A number of wines have traded at all-time highs since the UK’s EU referendum and the subsequent “Brexit boom” for the fine wine market continues to roll on with the year to date stats for all of Liv-ex key indices riding high.
Most of these wines have been Bordeaux reds with noted individual performances reported by Liv-ex including Talbot which has the most vintages that have traded at fresh highs since Brexit (eleven), Palmer (ten) and Lynch Bages (nine) close behind. Outside of Bordeaux, Sassicaia has the most vintages (eight) that have traded at all-time highs since Brexit.
The market has now seen nine consecutive months of positive growth, risen more than 11 per cent since Brexit and 20 per cent since the start of the year. Investors are returning in full force from both traditional and new markets as the commodity is evidently being used as a currency hedge in the current volatile environment.
The obvious question is how long can this level of growth go on for?Firstly, nobody has a crystal ball in the current global, never mind domestic (UK), environment and we are yet to feel the effects of the outcome of the US presidential elections to take place in only 2 months. But whilst uncertainty prevails one thing is certain, tangible investments, with finite supply like fine wine, will continue to offer a safe haven.

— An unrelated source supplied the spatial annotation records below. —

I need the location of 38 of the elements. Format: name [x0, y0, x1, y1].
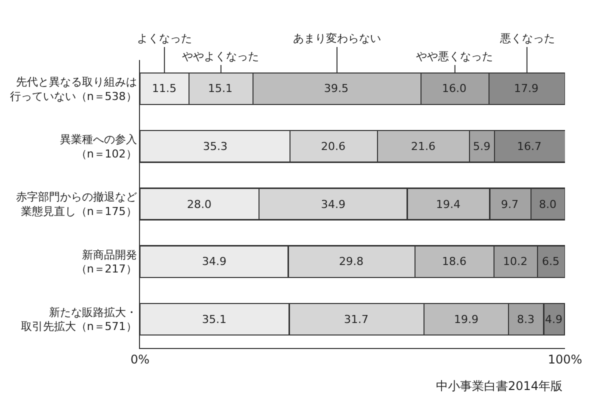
text: 中小事業白書2014年版: [436, 379, 563, 393]
data-label: 20.6: [321, 140, 346, 153]
data-label: 16.0: [442, 82, 466, 95]
y-tick-label: 異業種への参入（n＝102）: [60, 133, 137, 160]
y-tick-label: 赤字部門からの撤退など業態見直し（n＝175）: [16, 190, 137, 218]
data-label: 6.5: [542, 255, 560, 268]
text: 悪くなった: [499, 32, 555, 45]
data-label: 4.9: [545, 313, 562, 326]
data-label: 15.1: [208, 82, 232, 95]
data-label: 19.4: [436, 198, 460, 211]
data-label: 16.7: [517, 140, 542, 153]
data-label: 29.8: [339, 255, 364, 268]
series-label: ややよくなった: [182, 50, 259, 63]
data-label: 34.9: [202, 255, 226, 268]
data-label: 5.9: [473, 140, 490, 153]
data-label: 35.1: [202, 313, 226, 326]
data-label: 39.5: [324, 82, 348, 95]
data-label: 11.5: [152, 82, 176, 95]
series-label: やや悪くなった: [416, 50, 493, 63]
y-tick-label: 新商品開発（n＝217）: [76, 248, 137, 276]
data-label: 10.2: [503, 255, 528, 268]
x-tick-label: 0%: [130, 352, 150, 366]
data-label: 21.6: [411, 140, 436, 153]
data-label: 18.6: [442, 255, 466, 268]
data-label: 9.7: [501, 198, 518, 211]
data-label: 34.9: [321, 198, 346, 211]
x-tick-label: 100%: [548, 352, 582, 366]
data-label: 31.7: [344, 313, 368, 326]
data-label: 19.9: [454, 313, 478, 326]
y-tick-label: 先代と異なる取り組みは行っていない（n＝538）: [10, 76, 137, 103]
text: あまり変わらない: [293, 32, 381, 45]
data-label: 35.3: [203, 140, 228, 153]
text: よくなった: [137, 32, 192, 45]
data-label: 28.0: [187, 198, 212, 211]
y-tick-label: 新たな販路拡大・取引先拡大（n＝571）: [20, 306, 137, 334]
data-label: 8.0: [539, 198, 556, 211]
data-label: 17.9: [514, 82, 538, 95]
data-label: 8.3: [517, 313, 534, 326]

Can investors new to the market still enter at a price that will deliver an attractive return on investment?Yes we believe strongly that they can – but let’s not forget that fine wine will never be a short-term hold. There are opportunities to profit over the short term but these are not the norm and should not be the investment target. Over the medium to long term fine wine has outperformed equities, property and other asset classes, there is plenty of data and market commentary supporting this fact.
The fine wine market suffered a negative cycle since the market peak 5 years ago in 2011 with prices stabilizing in 2015 and at the start of 2016 we witnessed the ‘first real green shoots of recovery’ that really felt that the market had turned and we were looking at an environment to support sustained growth. What was not anticipated was the outcome of the Brexit vote and the demand for fine wine post this event. With astute selection right now investors can buy some of the finest wines in the world still priced at a significant discount to previous market highs as a result of the recent negative cycle. The timing really is right and the case is very strong to be including fine wine in your investment portfolio.